Mazda and Kenwood had it right. When an amplifier is bridged, the combined mono channel "sees" 1/2 of whatever the impedance it's being presented with. In our case, the amp sees a 4 ohm load with the 8 ohm sub hooked to it...which is a safe load and won't get the amp running too hot. As for the 14.4v rating, we should get about that with the engine running. I personally don't care for amplifier manufacturers using the 14.4v rating. I prefer amps that are underrated and are spec'd for 12 volts. For instance, my Autotek 99 sub amp- It's rated at 99 watts, but is capable of 10 times that, even in stock form. Mine in particular was souped up from the factory for the guy I bought it from. He was sponsored by Autotek and Savard back in the day. In his truck, I saw this amplifier pull 105 amps of current according to an inductive meter. 105 amps x a running voltage of, say, 13.8 volts = 1,449 watts. It's a beast, and it's only limited by your ability to feed it enough current and keep it cool. This amp drove 8 12" Savard subs and produced 163 db. The one time I attempted to sit in the cab of his truck for 5 seconds I jumped out and threw up all over our installation bay!
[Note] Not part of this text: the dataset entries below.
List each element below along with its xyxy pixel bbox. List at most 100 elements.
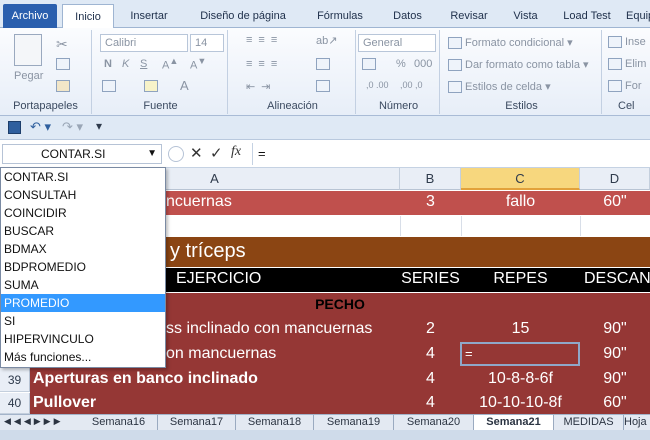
autocomplete-item[interactable]: BDMAX xyxy=(1,240,165,258)
autocomplete-item-highlighted[interactable]: PROMEDIO xyxy=(1,294,165,312)
cell-b-top[interactable]: 3 xyxy=(400,193,461,211)
cell-d-top[interactable]: 60" xyxy=(580,193,650,211)
redo-icon[interactable]: ↷ ▾ xyxy=(62,119,83,135)
increase-decimal-icon[interactable]: ,0 .00 xyxy=(366,80,389,90)
autocomplete-item[interactable]: SI xyxy=(1,312,165,330)
header-descanso[interactable]: DESCANS xyxy=(584,270,650,288)
tab-inicio[interactable]: Inicio xyxy=(62,4,114,29)
number-format-select[interactable]: General xyxy=(358,34,436,52)
format-painter-icon[interactable] xyxy=(56,80,73,93)
cell-series[interactable]: 2 xyxy=(400,320,461,338)
sheet-tab[interactable]: Semana19 xyxy=(314,415,394,431)
cell-series[interactable]: 4 xyxy=(400,394,461,412)
font-size-select[interactable]: 14 xyxy=(190,34,224,52)
cell-series[interactable]: 4 xyxy=(400,345,461,363)
formula-input[interactable]: = xyxy=(258,146,266,161)
undo-icon[interactable]: ↶ ▾ xyxy=(30,119,51,135)
sheet-tab[interactable]: Semana18 xyxy=(236,415,314,431)
cell-styles-button[interactable]: Estilos de celda ▾ xyxy=(448,80,551,94)
autocomplete-item[interactable]: CONSULTAH xyxy=(1,186,165,204)
autocomplete-item[interactable]: HIPERVINCULO xyxy=(1,330,165,348)
column-header-d[interactable]: D xyxy=(580,168,650,190)
tab-equipo[interactable]: Equipo xyxy=(626,4,650,28)
paste-button[interactable]: Pegar xyxy=(14,70,48,82)
font-color-icon[interactable]: A xyxy=(180,78,189,93)
sheet-tab[interactable]: Semana16 xyxy=(80,415,158,431)
column-header-b[interactable]: B xyxy=(400,168,461,190)
percent-button[interactable]: % xyxy=(396,58,406,70)
cell-exercise[interactable]: ss inclinado con mancuernas xyxy=(166,320,372,338)
format-table-button[interactable]: Dar formato como tabla ▾ xyxy=(448,58,589,72)
tab-revisar[interactable]: Revisar xyxy=(440,4,498,28)
sheet-tab[interactable]: MEDIDAS xyxy=(554,415,624,431)
tab-datos[interactable]: Datos xyxy=(380,4,435,28)
autocomplete-item[interactable]: CONTAR.SI xyxy=(1,168,165,186)
tab-archivo[interactable]: Archivo xyxy=(3,4,57,28)
thousands-button[interactable]: 000 xyxy=(414,58,432,70)
bold-button[interactable]: N xyxy=(104,58,112,70)
merge-icon[interactable] xyxy=(316,80,333,93)
tab-insertar[interactable]: Insertar xyxy=(118,4,180,28)
active-cell-editor[interactable]: = xyxy=(460,342,580,366)
cell-descanso[interactable]: 60" xyxy=(580,394,650,412)
currency-icon[interactable] xyxy=(362,58,379,71)
grow-font-icon[interactable]: A▲ xyxy=(162,56,178,72)
cell-exercise[interactable]: Aperturas en banco inclinado xyxy=(33,370,258,388)
cell-a-top[interactable]: ncuernas xyxy=(166,193,232,211)
header-ejercicio[interactable]: EJERCICIO xyxy=(176,270,261,288)
more-functions-item[interactable]: Más funciones... xyxy=(1,348,165,366)
function-autocomplete-list[interactable]: CONTAR.SI CONSULTAH COINCIDIR BUSCAR BDM… xyxy=(0,167,166,368)
conditional-format-button[interactable]: Formato condicional ▾ xyxy=(448,36,573,50)
decrease-decimal-icon[interactable]: ,00 ,0 xyxy=(400,80,423,90)
cell-exercise[interactable]: Pullover xyxy=(33,394,96,412)
shrink-font-icon[interactable]: A▼ xyxy=(190,56,206,72)
horizontal-align-icons[interactable]: ≡≡≡ xyxy=(246,58,283,70)
sheet-tab[interactable]: Hoja xyxy=(624,415,650,431)
cancel-icon[interactable]: ✕ xyxy=(190,144,203,162)
header-repes[interactable]: REPES xyxy=(461,270,580,288)
fill-color-icon[interactable] xyxy=(144,80,161,93)
row-header-40[interactable]: 40 xyxy=(0,393,30,414)
wrap-text-icon[interactable] xyxy=(316,58,333,71)
orientation-icon[interactable]: ab↗ xyxy=(316,34,337,47)
insert-cells-button[interactable]: Inse xyxy=(608,36,646,49)
paste-icon[interactable] xyxy=(14,34,42,66)
autocomplete-item[interactable]: SUMA xyxy=(1,276,165,294)
underline-button[interactable]: S xyxy=(140,58,147,70)
borders-icon[interactable] xyxy=(102,80,119,93)
tab-formulas[interactable]: Fórmulas xyxy=(305,4,375,28)
cell-descanso[interactable]: 90" xyxy=(580,345,650,363)
delete-cells-button[interactable]: Elim xyxy=(608,58,646,71)
autocomplete-item[interactable]: BDPROMEDIO xyxy=(1,258,165,276)
cell-repes[interactable]: 15 xyxy=(461,320,580,338)
vertical-align-icons[interactable]: ≡≡≡ xyxy=(246,34,283,46)
cell-c-top[interactable]: fallo xyxy=(461,193,580,211)
sheet-tab[interactable]: Semana20 xyxy=(394,415,474,431)
insert-function-icon[interactable]: fx xyxy=(231,144,241,160)
sheet-tab[interactable]: Semana17 xyxy=(158,415,236,431)
font-name-select[interactable]: Calibri xyxy=(100,34,188,52)
tab-vista[interactable]: Vista xyxy=(503,4,548,28)
tab-load-test[interactable]: Load Test xyxy=(552,4,622,28)
sheet-nav-arrows-icon[interactable]: ◀◀◀▶▶▶ xyxy=(4,416,64,427)
sheet-tab-active[interactable]: Semana21 xyxy=(474,415,554,431)
autocomplete-item[interactable]: COINCIDIR xyxy=(1,204,165,222)
section-title[interactable]: y tríceps xyxy=(170,240,246,263)
customize-qat-icon[interactable]: ▾ xyxy=(96,119,102,133)
cell-series[interactable]: 4 xyxy=(400,370,461,388)
name-box[interactable]: CONTAR.SI ▼ xyxy=(2,144,162,164)
autocomplete-item[interactable]: BUSCAR xyxy=(1,222,165,240)
cut-icon[interactable]: ✂ xyxy=(56,36,68,53)
format-cells-button[interactable]: For xyxy=(608,80,642,93)
indent-icons[interactable]: ⇤⇥ xyxy=(246,80,276,93)
copy-icon[interactable] xyxy=(56,58,73,71)
header-series[interactable]: SERIES xyxy=(400,270,461,288)
tab-diseno-pagina[interactable]: Diseño de página xyxy=(188,4,298,28)
italic-button[interactable]: K xyxy=(122,58,129,70)
save-icon[interactable] xyxy=(8,121,21,134)
cell-repes[interactable]: 10-10-10-8f xyxy=(461,394,580,412)
row-header-39[interactable]: 39 xyxy=(0,368,30,392)
cell-descanso[interactable]: 90" xyxy=(580,320,650,338)
cell-descanso[interactable]: 90" xyxy=(580,370,650,388)
cell-repes[interactable]: 10-8-8-6f xyxy=(461,370,580,388)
Of course, our amp should be capable of 2 ohm stereo/4 ohm mono loads. I don't know. Like I said, I'm just beginning to start work with the stereo in my MSP and haven't dug into it fully yet. The whole project just accelerated when the original head unit got thugged this weekend.
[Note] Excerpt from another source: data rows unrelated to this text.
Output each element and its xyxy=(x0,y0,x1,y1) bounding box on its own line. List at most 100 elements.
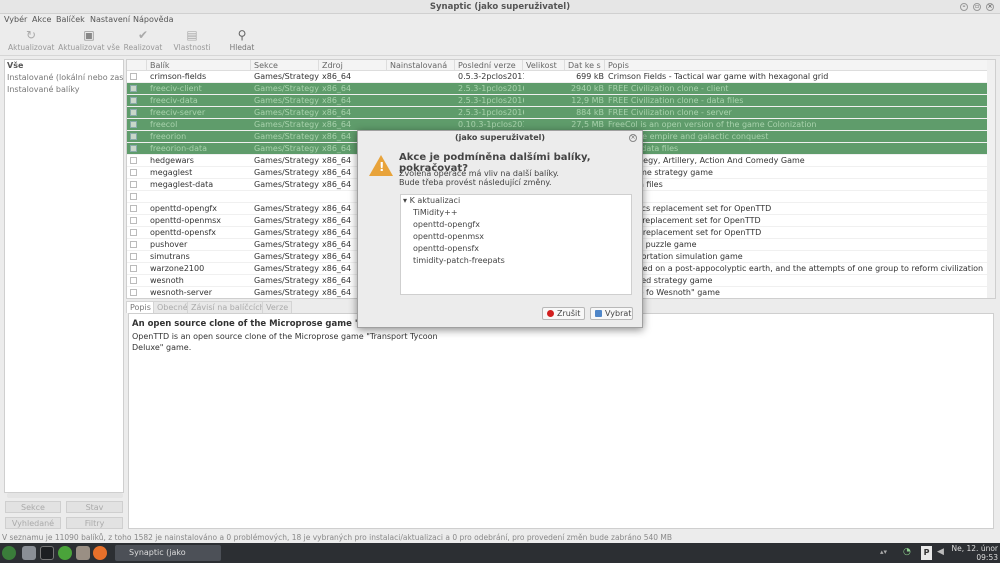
cancel-button[interactable]: Zrušit xyxy=(542,307,585,320)
clock[interactable]: Ne, 12. únor 09:53 xyxy=(952,544,998,562)
package-checkbox[interactable] xyxy=(130,85,137,92)
cell-installed xyxy=(390,107,456,119)
tree-item[interactable]: timidity-patch-freepats xyxy=(413,256,505,265)
tree-item[interactable]: TiMidity++ xyxy=(413,208,458,217)
package-checkbox[interactable] xyxy=(130,289,137,296)
select-button[interactable]: Vybrat xyxy=(590,307,633,320)
search-results-button[interactable]: Vyhledané xyxy=(5,517,61,529)
package-checkbox[interactable] xyxy=(130,121,137,128)
column-header-description[interactable]: Popis xyxy=(605,60,989,71)
menu-item-select[interactable]: Vybér xyxy=(4,15,27,24)
column-header-size[interactable]: Velikost xyxy=(523,60,565,71)
package-checkbox[interactable] xyxy=(130,265,137,272)
package-checkbox[interactable] xyxy=(130,193,137,200)
minimize-icon[interactable]: – xyxy=(960,3,968,11)
dialog-title: (jako superuživatel) xyxy=(454,133,546,142)
tree-item[interactable]: openttd-opensfx xyxy=(413,244,479,253)
column-header-section[interactable]: Sekce xyxy=(251,60,319,71)
tab-versions[interactable]: Verze xyxy=(262,301,293,313)
cell-latest: 0.5.3-2pclos2011 xyxy=(458,72,524,81)
description-text-line2: Deluxe" game. xyxy=(132,343,192,352)
window-title-bar: Synaptic (jako superuživatel) – ▫ × xyxy=(0,0,1000,14)
table-row[interactable]: freeciv-client Games/Strategy x86_64 2.5.3-… xyxy=(127,83,989,95)
cell-name xyxy=(150,191,250,203)
warning-mark: ! xyxy=(379,160,385,174)
firefox-icon[interactable] xyxy=(93,546,107,560)
close-icon[interactable]: × xyxy=(986,3,994,11)
column-header-latest[interactable]: Poslední verze xyxy=(455,60,523,71)
column-header-installed[interactable]: Nainstalovaná xyxy=(387,60,455,71)
table-row[interactable]: freeciv-data Games/Strategy x86_64 2.5.3-1p… xyxy=(127,95,989,107)
cell-source: x86_64 xyxy=(322,108,352,117)
package-checkbox[interactable] xyxy=(130,241,137,248)
cell-name: freeciv-server xyxy=(150,108,206,117)
package-checkbox[interactable] xyxy=(130,133,137,140)
table-vertical-scrollbar[interactable] xyxy=(987,60,995,298)
package-checkbox[interactable] xyxy=(130,169,137,176)
reload-button[interactable]: ↻ Aktualizovat xyxy=(8,28,54,52)
taskbar-item-synaptic[interactable]: Synaptic (jako superu... xyxy=(115,545,221,561)
column-header-download[interactable]: Dat ke s xyxy=(565,60,605,71)
package-checkbox[interactable] xyxy=(130,217,137,224)
package-checkbox[interactable] xyxy=(130,145,137,152)
package-checkbox[interactable] xyxy=(130,277,137,284)
terminal-icon[interactable] xyxy=(40,546,54,560)
cell-source: x86_64 xyxy=(322,72,352,81)
filter-item-installed-local[interactable]: Instalované (lokální nebo zastaralé) xyxy=(7,73,123,82)
cell-section: Games/Strategy xyxy=(254,108,319,117)
package-checkbox[interactable] xyxy=(130,229,137,236)
menu-item-help[interactable]: Nápověda xyxy=(133,15,174,24)
tab-dependencies[interactable]: Závisí na balíčcích xyxy=(187,301,269,313)
wifi-icon[interactable]: ◔ xyxy=(903,547,915,559)
cell-section: Games/Strategy xyxy=(254,264,319,273)
cell-desc: FREE Civilization clone - client xyxy=(608,84,729,93)
column-header-source[interactable]: Zdroj xyxy=(319,60,387,71)
package-checkbox[interactable] xyxy=(130,73,137,80)
file-manager-icon[interactable] xyxy=(22,546,36,560)
upgrade-all-button[interactable]: ▣ Aktualizovat vše xyxy=(58,28,120,52)
filter-item-installed[interactable]: Instalované balíky xyxy=(7,85,123,94)
table-row[interactable]: freeciv-server Games/Strategy x86_64 2.5.3-… xyxy=(127,107,989,119)
tree-item[interactable]: openttd-openmsx xyxy=(413,232,484,241)
menu-item-settings[interactable]: Nastavení xyxy=(90,15,130,24)
cell-section: Games/Strategy xyxy=(254,252,319,261)
dialog-close-icon[interactable]: × xyxy=(629,134,637,142)
column-header-package[interactable]: Balík xyxy=(147,60,251,71)
properties-button[interactable]: ▤ Vlastnosti xyxy=(172,28,212,52)
tree-group-upgrade[interactable]: ▾ K aktualizaci xyxy=(403,196,460,205)
sections-button[interactable]: Sekce xyxy=(5,501,61,513)
left-horizontal-scrollbar[interactable] xyxy=(7,493,123,498)
cell-section: Games/Strategy xyxy=(254,120,319,129)
package-checkbox[interactable] xyxy=(130,157,137,164)
column-header-mark[interactable] xyxy=(127,60,147,71)
package-checkbox[interactable] xyxy=(130,97,137,104)
tray-p-icon[interactable]: P xyxy=(921,546,932,560)
tray-arrows-icon[interactable]: ▴▾ xyxy=(880,548,894,558)
package-checkbox[interactable] xyxy=(130,205,137,212)
menu-item-package[interactable]: Balíček xyxy=(56,15,85,24)
volume-icon[interactable]: ◀ xyxy=(937,547,949,559)
package-manager-icon[interactable] xyxy=(76,546,90,560)
start-menu-icon[interactable] xyxy=(2,546,16,560)
tab-description[interactable]: Popis xyxy=(126,301,155,313)
tree-item[interactable]: openttd-opengfx xyxy=(413,220,480,229)
cell-name: wesnoth xyxy=(150,276,184,285)
search-button[interactable]: ⚲ Hledat xyxy=(226,28,258,52)
package-checkbox[interactable] xyxy=(130,181,137,188)
table-row[interactable]: crimson-fields Games/Strategy x86_64 0.5.3-… xyxy=(127,71,989,83)
apply-button[interactable]: ✔ Realizovat xyxy=(122,28,164,52)
cell-name: freeciv-client xyxy=(150,84,202,93)
filters-button[interactable]: Filtry xyxy=(66,517,123,529)
cell-name: simutrans xyxy=(150,252,190,261)
tools-icon[interactable] xyxy=(58,546,72,560)
package-checkbox[interactable] xyxy=(130,253,137,260)
status-button[interactable]: Stav xyxy=(66,501,123,513)
cell-section xyxy=(254,191,320,203)
cell-section: Games/Strategy xyxy=(254,288,319,297)
maximize-icon[interactable]: ▫ xyxy=(973,3,981,11)
tab-general[interactable]: Obecné xyxy=(153,301,192,313)
cell-name: openttd-opensfx xyxy=(150,228,217,237)
filter-item-all[interactable]: Vše xyxy=(7,61,123,70)
menu-item-action[interactable]: Akce xyxy=(32,15,51,24)
package-checkbox[interactable] xyxy=(130,109,137,116)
Right now it's getting the window replaced. First things first.
 
MrDiggler said:
Mazda and Kenwood had it right. When an amplifier is bridged, the combined mono channel "sees" 1/2 of whatever the impedance it's being presented with. In our case, the amp sees a 4 ohm load with the 8 ohm sub hooked to it...which is a safe load and won't get the amp running too hot. As for the 14.4v rating, we should get about that with the engine running. I personally don't care for amplifier manufacturers using the 14.4v rating. I prefer amps that are underrated and are spec'd for 12 volts. For instance, my Autotek 99 sub amp- It's rated at 99 watts, but is capable of 10 times that, even in stock form. Mine in particular was souped up from the factory for the guy I bought it from. He was sponsored by Autotek and Savard back in the day. In his truck, I saw this amplifier pull 105 amps of current according to an inductive meter. 105 amps x a running voltage of, say, 13.8 volts = 1,449 watts. It's a beast, and it's only limited by your ability to feed it enough current and keep it cool. This amp drove 8 12" Savard subs and produced 163 db. The one time I attempted to sit in the cab of his truck for 5 seconds I jumped out and threw up all over our installation bay!
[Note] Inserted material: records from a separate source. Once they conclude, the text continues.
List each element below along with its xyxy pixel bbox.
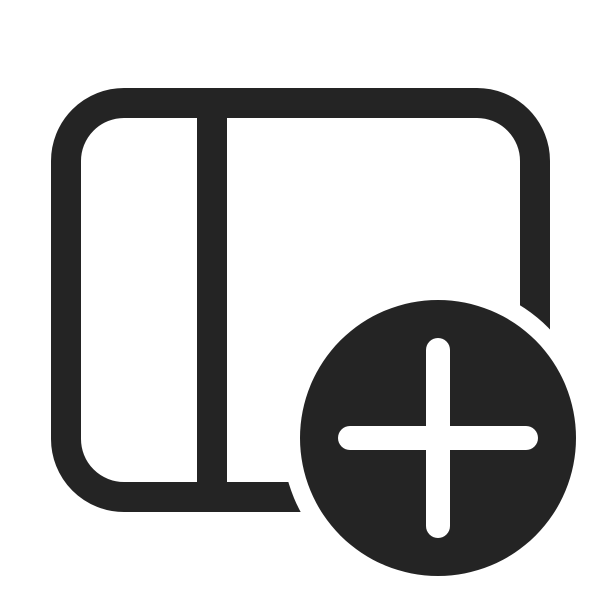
add-badge bbox=[300, 300, 576, 576]
icon-canvas bbox=[0, 0, 600, 600]
sidebar-panel-add-icon bbox=[51, 88, 576, 576]
sidebar-divider-icon bbox=[197, 110, 227, 490]
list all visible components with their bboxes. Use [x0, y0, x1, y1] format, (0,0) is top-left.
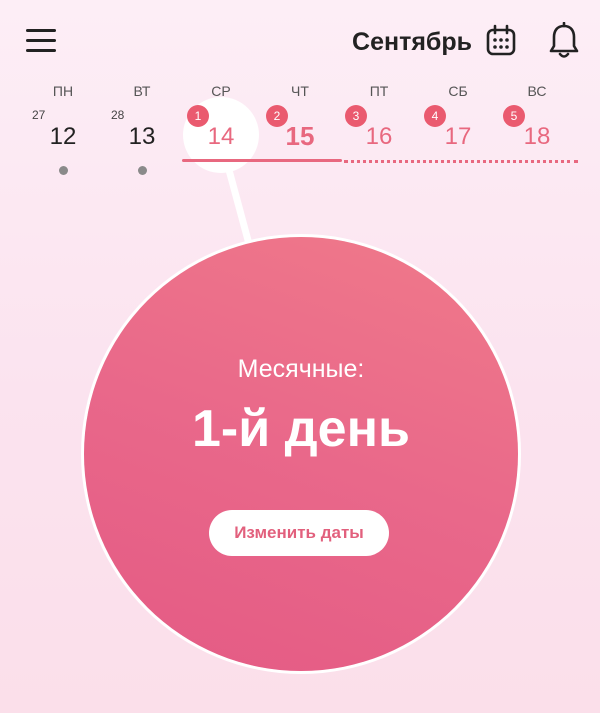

Of course, our amp should be capable of 2 ohm stereo/4 ohm mono loads. I don't know. Like I said, I'm just beginning to start work with the stereo in my MSP and haven't dug into it fully yet. The whole project just accelerated when the original head unit got thugged this weekend.
Right now it's getting the window replaced. First things first.
I have never heard of that, bridged mono 1/2's the impedance of the load it's seeing. Our amp is rated at 40x2 at 4 ohm stereo, 60x2 2 ohm stereo and 120x2 bridged 4 ohm. NOTE:
Some people say that when an amplifier is bridged onto a 4 ohm load, it 'sees' a 2 ohm load. While it is true that the same current flows whether the amp is bridged on a 4 ohm load or a 2 ohm stereo load, the amplifier is driving a 4 ohm load across its outputs. A single 4 ohm speaker can never be a 2 ohm load. Note taken from www.bcae1.com.